I am on the hunt for a new compact camera,would like a long zoom optical view finder was looking at the lumix tz60,but not very good in low light can anybody on here tell me if this will be better http://www.panasonic.com/uk/consumer/cameras-camcorders/lumix-digital-cameras---point-and-shoot/superzoom-cameras/dmc-tz70.html or is there any other I should be looking at cheers bowie.


----------



## Odo (Mar 22, 2009)

Hi, there are very few superzoom cameras with a viewfinder, especially compact style ones. If you need a superzoom camera with a viewfinder then the bridge style may be a better option, although they are physically bigger.
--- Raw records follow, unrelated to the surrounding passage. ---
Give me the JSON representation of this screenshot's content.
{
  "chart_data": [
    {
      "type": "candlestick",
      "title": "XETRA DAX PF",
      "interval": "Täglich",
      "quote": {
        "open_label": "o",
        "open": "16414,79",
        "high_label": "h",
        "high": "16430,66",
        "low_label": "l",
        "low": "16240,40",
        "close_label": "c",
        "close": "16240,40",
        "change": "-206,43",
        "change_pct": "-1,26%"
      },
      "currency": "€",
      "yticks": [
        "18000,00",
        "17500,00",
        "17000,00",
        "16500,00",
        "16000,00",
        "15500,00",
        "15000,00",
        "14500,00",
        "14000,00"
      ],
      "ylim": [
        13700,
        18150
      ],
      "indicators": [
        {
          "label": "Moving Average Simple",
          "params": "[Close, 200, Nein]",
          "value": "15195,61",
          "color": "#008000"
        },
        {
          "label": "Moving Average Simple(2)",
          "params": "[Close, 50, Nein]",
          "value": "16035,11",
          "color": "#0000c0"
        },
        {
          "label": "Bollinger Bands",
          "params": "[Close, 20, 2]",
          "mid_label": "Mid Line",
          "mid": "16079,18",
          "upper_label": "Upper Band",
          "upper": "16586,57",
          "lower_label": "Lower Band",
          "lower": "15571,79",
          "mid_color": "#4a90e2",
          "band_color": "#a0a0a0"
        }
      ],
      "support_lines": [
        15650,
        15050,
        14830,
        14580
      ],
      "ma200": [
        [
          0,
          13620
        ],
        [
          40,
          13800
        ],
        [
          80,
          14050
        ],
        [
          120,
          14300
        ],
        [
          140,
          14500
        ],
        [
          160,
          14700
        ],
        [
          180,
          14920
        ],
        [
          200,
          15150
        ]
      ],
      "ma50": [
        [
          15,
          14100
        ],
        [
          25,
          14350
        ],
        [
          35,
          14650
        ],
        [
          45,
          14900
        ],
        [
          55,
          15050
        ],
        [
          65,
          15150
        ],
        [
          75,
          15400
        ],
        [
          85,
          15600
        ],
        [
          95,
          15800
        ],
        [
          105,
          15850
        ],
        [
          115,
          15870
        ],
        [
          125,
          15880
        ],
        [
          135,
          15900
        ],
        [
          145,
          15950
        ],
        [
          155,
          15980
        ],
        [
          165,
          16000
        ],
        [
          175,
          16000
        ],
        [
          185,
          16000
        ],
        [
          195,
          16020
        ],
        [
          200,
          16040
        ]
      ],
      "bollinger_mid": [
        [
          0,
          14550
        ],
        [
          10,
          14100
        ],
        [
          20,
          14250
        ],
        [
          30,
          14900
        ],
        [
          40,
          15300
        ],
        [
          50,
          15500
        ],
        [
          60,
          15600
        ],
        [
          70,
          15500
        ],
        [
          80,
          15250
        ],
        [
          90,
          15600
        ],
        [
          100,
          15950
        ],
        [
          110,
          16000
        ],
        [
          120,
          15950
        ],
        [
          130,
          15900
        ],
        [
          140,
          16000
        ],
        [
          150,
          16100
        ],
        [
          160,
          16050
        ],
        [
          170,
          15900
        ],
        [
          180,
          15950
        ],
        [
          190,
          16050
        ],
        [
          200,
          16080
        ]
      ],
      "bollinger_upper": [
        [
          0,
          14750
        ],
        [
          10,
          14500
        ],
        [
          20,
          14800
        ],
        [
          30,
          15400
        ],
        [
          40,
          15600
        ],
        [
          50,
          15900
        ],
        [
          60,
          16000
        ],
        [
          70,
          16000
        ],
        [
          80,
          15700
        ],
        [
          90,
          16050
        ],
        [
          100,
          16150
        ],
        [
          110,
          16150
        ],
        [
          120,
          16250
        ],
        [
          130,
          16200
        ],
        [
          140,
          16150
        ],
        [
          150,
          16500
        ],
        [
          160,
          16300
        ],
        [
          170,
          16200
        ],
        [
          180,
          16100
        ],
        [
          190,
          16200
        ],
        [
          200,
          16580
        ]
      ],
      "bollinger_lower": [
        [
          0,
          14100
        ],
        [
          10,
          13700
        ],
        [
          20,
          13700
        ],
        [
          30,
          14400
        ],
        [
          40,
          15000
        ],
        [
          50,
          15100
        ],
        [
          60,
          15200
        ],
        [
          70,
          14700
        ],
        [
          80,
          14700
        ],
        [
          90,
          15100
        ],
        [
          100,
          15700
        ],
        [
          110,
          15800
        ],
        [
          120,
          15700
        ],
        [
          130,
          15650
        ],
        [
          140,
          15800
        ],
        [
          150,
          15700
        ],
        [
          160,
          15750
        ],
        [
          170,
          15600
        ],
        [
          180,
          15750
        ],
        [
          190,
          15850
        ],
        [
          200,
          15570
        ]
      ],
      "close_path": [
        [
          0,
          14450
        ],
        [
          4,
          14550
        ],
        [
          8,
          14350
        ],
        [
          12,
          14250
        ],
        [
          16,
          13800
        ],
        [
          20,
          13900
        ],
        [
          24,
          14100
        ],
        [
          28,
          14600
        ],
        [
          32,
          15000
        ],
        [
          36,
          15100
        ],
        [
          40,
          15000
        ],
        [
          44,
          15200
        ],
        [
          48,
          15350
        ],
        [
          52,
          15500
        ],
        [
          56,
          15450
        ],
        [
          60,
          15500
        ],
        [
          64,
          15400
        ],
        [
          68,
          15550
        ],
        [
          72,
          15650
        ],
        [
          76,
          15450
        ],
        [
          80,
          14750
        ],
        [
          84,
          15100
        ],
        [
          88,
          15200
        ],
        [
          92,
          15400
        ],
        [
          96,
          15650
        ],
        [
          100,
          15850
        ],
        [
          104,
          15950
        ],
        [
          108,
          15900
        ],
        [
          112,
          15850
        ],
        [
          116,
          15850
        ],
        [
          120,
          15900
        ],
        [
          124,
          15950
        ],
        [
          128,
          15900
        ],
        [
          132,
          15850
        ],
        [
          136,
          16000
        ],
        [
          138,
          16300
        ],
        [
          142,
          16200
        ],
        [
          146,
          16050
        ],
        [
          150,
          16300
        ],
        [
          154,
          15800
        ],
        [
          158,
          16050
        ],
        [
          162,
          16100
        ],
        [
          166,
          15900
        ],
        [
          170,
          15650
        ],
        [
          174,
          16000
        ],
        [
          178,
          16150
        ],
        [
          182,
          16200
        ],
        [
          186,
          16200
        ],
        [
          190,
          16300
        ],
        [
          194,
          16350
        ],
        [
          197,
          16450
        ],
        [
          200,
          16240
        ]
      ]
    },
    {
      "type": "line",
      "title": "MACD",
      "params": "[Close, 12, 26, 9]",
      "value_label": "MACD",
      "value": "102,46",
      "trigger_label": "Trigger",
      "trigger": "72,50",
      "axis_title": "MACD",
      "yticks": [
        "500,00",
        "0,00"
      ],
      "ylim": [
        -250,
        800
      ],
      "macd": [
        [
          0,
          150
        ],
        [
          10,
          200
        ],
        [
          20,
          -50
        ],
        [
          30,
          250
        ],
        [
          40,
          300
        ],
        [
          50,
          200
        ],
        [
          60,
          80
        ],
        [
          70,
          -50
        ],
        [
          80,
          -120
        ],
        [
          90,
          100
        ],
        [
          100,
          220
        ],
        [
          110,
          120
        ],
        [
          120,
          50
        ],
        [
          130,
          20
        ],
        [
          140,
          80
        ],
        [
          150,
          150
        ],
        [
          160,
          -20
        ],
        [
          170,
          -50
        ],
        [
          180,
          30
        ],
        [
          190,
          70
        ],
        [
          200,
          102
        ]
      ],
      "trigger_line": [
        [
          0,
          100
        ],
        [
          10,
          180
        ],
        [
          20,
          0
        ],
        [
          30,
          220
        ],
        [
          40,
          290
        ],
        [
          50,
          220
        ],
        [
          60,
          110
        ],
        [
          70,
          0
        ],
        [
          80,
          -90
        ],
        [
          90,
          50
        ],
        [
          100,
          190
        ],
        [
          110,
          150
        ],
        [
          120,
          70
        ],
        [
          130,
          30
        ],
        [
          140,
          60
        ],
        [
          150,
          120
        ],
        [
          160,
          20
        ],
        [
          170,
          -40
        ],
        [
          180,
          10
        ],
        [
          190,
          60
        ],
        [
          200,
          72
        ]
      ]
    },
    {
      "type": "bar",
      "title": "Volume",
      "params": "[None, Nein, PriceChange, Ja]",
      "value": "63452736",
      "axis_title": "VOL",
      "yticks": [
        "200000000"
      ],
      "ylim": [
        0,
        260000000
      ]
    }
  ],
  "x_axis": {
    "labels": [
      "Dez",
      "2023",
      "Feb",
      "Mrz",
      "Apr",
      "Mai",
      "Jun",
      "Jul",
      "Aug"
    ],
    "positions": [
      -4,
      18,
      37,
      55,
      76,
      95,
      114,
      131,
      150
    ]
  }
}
That Panasonic looks very good but it isn't cheap, you can pick up an older model Nikon, Canon or Panasonic for a great deal less if you can live without a viewfinder.
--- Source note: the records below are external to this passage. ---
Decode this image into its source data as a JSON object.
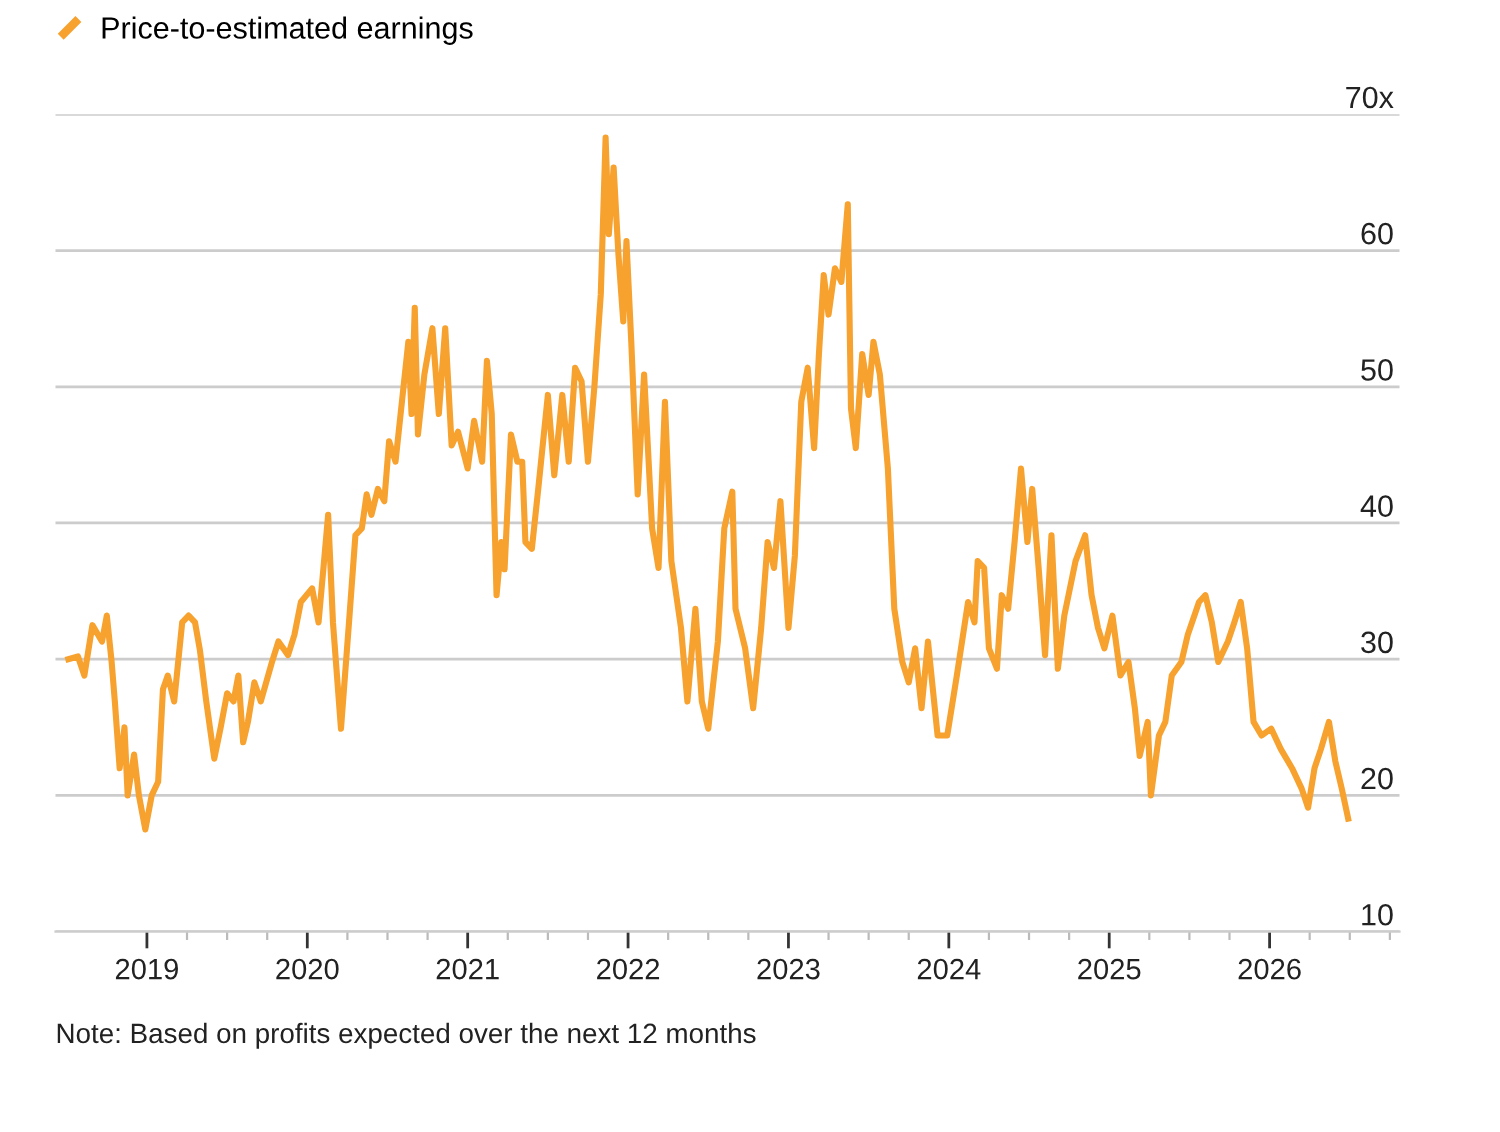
{
  "chart_data": {
    "type": "line",
    "legend": "top left",
    "grid": "y",
    "marker": "none",
    "line_style": "solid",
    "xlim": [
      2018.43,
      2026.81
    ],
    "ylim": [
      10,
      70
    ],
    "xticks": [
      2019,
      {
        "value": 2019.25,
        "label": null
      },
      {
        "value": 2019.5,
        "label": null
      },
      {
        "value": 2019.75,
        "label": null
      },
      2020,
      {
        "value": 2020.25,
        "label": null
      },
      {
        "value": 2020.5,
        "label": null
      },
      {
        "value": 2020.75,
        "label": null
      },
      2021,
      {
        "value": 2021.25,
        "label": null
      },
      {
        "value": 2021.5,
        "label": null
      },
      {
        "value": 2021.75,
        "label": null
      },
      2022,
      {
        "value": 2022.25,
        "label": null
      },
      {
        "value": 2022.5,
        "label": null
      },
      {
        "value": 2022.75,
        "label": null
      },
      2023,
      {
        "value": 2023.25,
        "label": null
      },
      {
        "value": 2023.5,
        "label": null
      },
      {
        "value": 2023.75,
        "label": null
      },
      2024,
      {
        "value": 2024.25,
        "label": null
      },
      {
        "value": 2024.5,
        "label": null
      },
      {
        "value": 2024.75,
        "label": null
      },
      2025,
      {
        "value": 2025.25,
        "label": null
      },
      {
        "value": 2025.5,
        "label": null
      },
      {
        "value": 2025.75,
        "label": null
      },
      2026,
      {
        "value": 2026.25,
        "label": null
      },
      {
        "value": 2026.5,
        "label": null
      },
      {
        "value": 2026.75,
        "label": null
      }
    ],
    "yticks": [
      10,
      20,
      30,
      40,
      50,
      60,
      {
        "value": 70,
        "label": "70x"
      }
    ],
    "annotations": [
      "Note: Based on profits expected over the next 12 months"
    ],
    "series": [
      {
        "name": "Price-to-estimated earnings",
        "color": "#f7a12f",
        "x": [
          2018.51,
          2018.57,
          2018.61,
          2018.66,
          2018.72,
          2018.75,
          2018.78,
          2018.8,
          2018.83,
          2018.86,
          2018.88,
          2018.92,
          2018.95,
          2018.99,
          2019.03,
          2019.07,
          2019.1,
          2019.13,
          2019.17,
          2019.22,
          2019.26,
          2019.3,
          2019.33,
          2019.37,
          2019.42,
          2019.46,
          2019.5,
          2019.54,
          2019.57,
          2019.6,
          2019.63,
          2019.67,
          2019.71,
          2019.78,
          2019.82,
          2019.88,
          2019.92,
          2019.96,
          2020.03,
          2020.07,
          2020.1,
          2020.13,
          2020.16,
          2020.21,
          2020.26,
          2020.3,
          2020.34,
          2020.37,
          2020.4,
          2020.44,
          2020.48,
          2020.51,
          2020.55,
          2020.59,
          2020.63,
          2020.65,
          2020.67,
          2020.69,
          2020.73,
          2020.78,
          2020.82,
          2020.86,
          2020.9,
          2020.94,
          2021.0,
          2021.04,
          2021.09,
          2021.12,
          2021.15,
          2021.18,
          2021.21,
          2021.23,
          2021.27,
          2021.31,
          2021.34,
          2021.36,
          2021.4,
          2021.44,
          2021.5,
          2021.54,
          2021.59,
          2021.63,
          2021.67,
          2021.71,
          2021.75,
          2021.79,
          2021.83,
          2021.86,
          2021.88,
          2021.91,
          2021.94,
          2021.97,
          2021.99,
          2022.02,
          2022.06,
          2022.1,
          2022.15,
          2022.19,
          2022.23,
          2022.27,
          2022.33,
          2022.37,
          2022.42,
          2022.46,
          2022.5,
          2022.56,
          2022.6,
          2022.65,
          2022.67,
          2022.73,
          2022.78,
          2022.83,
          2022.87,
          2022.91,
          2022.95,
          2023.0,
          2023.04,
          2023.08,
          2023.12,
          2023.16,
          2023.19,
          2023.22,
          2023.25,
          2023.29,
          2023.33,
          2023.37,
          2023.39,
          2023.42,
          2023.46,
          2023.5,
          2023.53,
          2023.57,
          2023.62,
          2023.66,
          2023.71,
          2023.75,
          2023.79,
          2023.83,
          2023.87,
          2023.93,
          2023.99,
          2024.05,
          2024.12,
          2024.16,
          2024.18,
          2024.22,
          2024.25,
          2024.3,
          2024.33,
          2024.37,
          2024.41,
          2024.45,
          2024.49,
          2024.52,
          2024.56,
          2024.6,
          2024.64,
          2024.68,
          2024.72,
          2024.79,
          2024.85,
          2024.89,
          2024.93,
          2024.97,
          2025.02,
          2025.07,
          2025.12,
          2025.16,
          2025.19,
          2025.24,
          2025.26,
          2025.31,
          2025.35,
          2025.39,
          2025.45,
          2025.49,
          2025.56,
          2025.6,
          2025.64,
          2025.68,
          2025.74,
          2025.78,
          2025.82,
          2025.86,
          2025.9,
          2025.95,
          2026.01,
          2026.07,
          2026.14,
          2026.2,
          2026.24,
          2026.28,
          2026.32,
          2026.37,
          2026.41,
          2026.45,
          2026.49
        ],
        "values": [
          30.0,
          30.2,
          28.8,
          32.5,
          31.3,
          33.2,
          29.8,
          26.9,
          22.0,
          25.0,
          20.0,
          23.0,
          20.0,
          17.5,
          20.0,
          21.0,
          27.8,
          28.8,
          26.9,
          32.7,
          33.2,
          32.7,
          30.7,
          26.9,
          22.7,
          25.0,
          27.5,
          26.9,
          28.8,
          23.9,
          25.4,
          28.3,
          26.9,
          29.8,
          31.3,
          30.3,
          31.8,
          34.2,
          35.2,
          32.7,
          36.6,
          40.6,
          32.7,
          24.9,
          32.7,
          39.1,
          39.6,
          42.1,
          40.6,
          42.5,
          41.6,
          46.0,
          44.5,
          48.9,
          53.3,
          48.0,
          55.8,
          46.5,
          50.9,
          54.3,
          48.0,
          54.3,
          45.7,
          46.7,
          44.0,
          47.5,
          44.5,
          51.9,
          48.0,
          34.7,
          38.6,
          36.6,
          46.5,
          44.5,
          44.5,
          38.6,
          38.1,
          42.5,
          49.4,
          43.5,
          49.4,
          44.5,
          51.4,
          50.4,
          44.5,
          50.0,
          56.8,
          68.3,
          61.2,
          66.1,
          59.7,
          54.8,
          60.7,
          53.3,
          42.1,
          50.9,
          39.6,
          36.7,
          48.9,
          37.2,
          32.3,
          26.9,
          33.7,
          26.9,
          24.9,
          31.3,
          39.6,
          42.3,
          33.7,
          30.8,
          26.4,
          32.3,
          38.6,
          36.7,
          41.6,
          32.3,
          37.6,
          48.9,
          51.4,
          45.5,
          52.4,
          58.2,
          55.3,
          58.7,
          57.7,
          63.4,
          48.4,
          45.5,
          52.4,
          49.4,
          53.3,
          50.9,
          44.0,
          33.7,
          29.8,
          28.3,
          30.8,
          26.4,
          31.3,
          24.4,
          24.4,
          28.8,
          34.2,
          32.7,
          37.2,
          36.7,
          30.8,
          29.3,
          34.7,
          33.7,
          38.6,
          44.0,
          38.6,
          42.5,
          36.7,
          30.3,
          39.1,
          29.3,
          33.2,
          37.2,
          39.1,
          34.7,
          32.3,
          30.8,
          33.2,
          28.8,
          29.8,
          26.4,
          22.9,
          25.4,
          20.0,
          24.4,
          25.4,
          28.8,
          29.8,
          31.8,
          34.2,
          34.7,
          32.7,
          29.8,
          31.3,
          32.7,
          34.2,
          30.8,
          25.4,
          24.4,
          24.9,
          23.4,
          22.0,
          20.5,
          19.1,
          22.0,
          23.4,
          25.4,
          22.5,
          20.5,
          18.3
        ]
      }
    ]
  }
}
I have a Nikon 9100 something that I bought very cheaply as it was a few years old, it has been excellent, much better than I thought for a compact superzoom.


----------



## bowie (Mar 12, 2005)

Odo said:


> Hi, there are very few superzoom cameras with a viewfinder, especially compact style ones. If you need a superzoom camera with a viewfinder then the bridge style may be a better option, although they are physically bigger.
> 
> That Panasonic looks very good but it isn't cheap, you can pick up an older model Nikon, Canon or Panasonic for a great deal less if you can live without a viewfinder.
> 
> I have a Nikon 9100 something that I bought very cheaply as it was a few years old, it has been excellent, much better than I thought for a compact superzoom.


thanks for the reply I have a Fujifilm FinePix HS30EXR bridge but would like something smaller for holiday need view finder for bright sun


----------



## bowie (Mar 12, 2005)

I have a hs20 not a 30 from the memory man

 :lol:


----------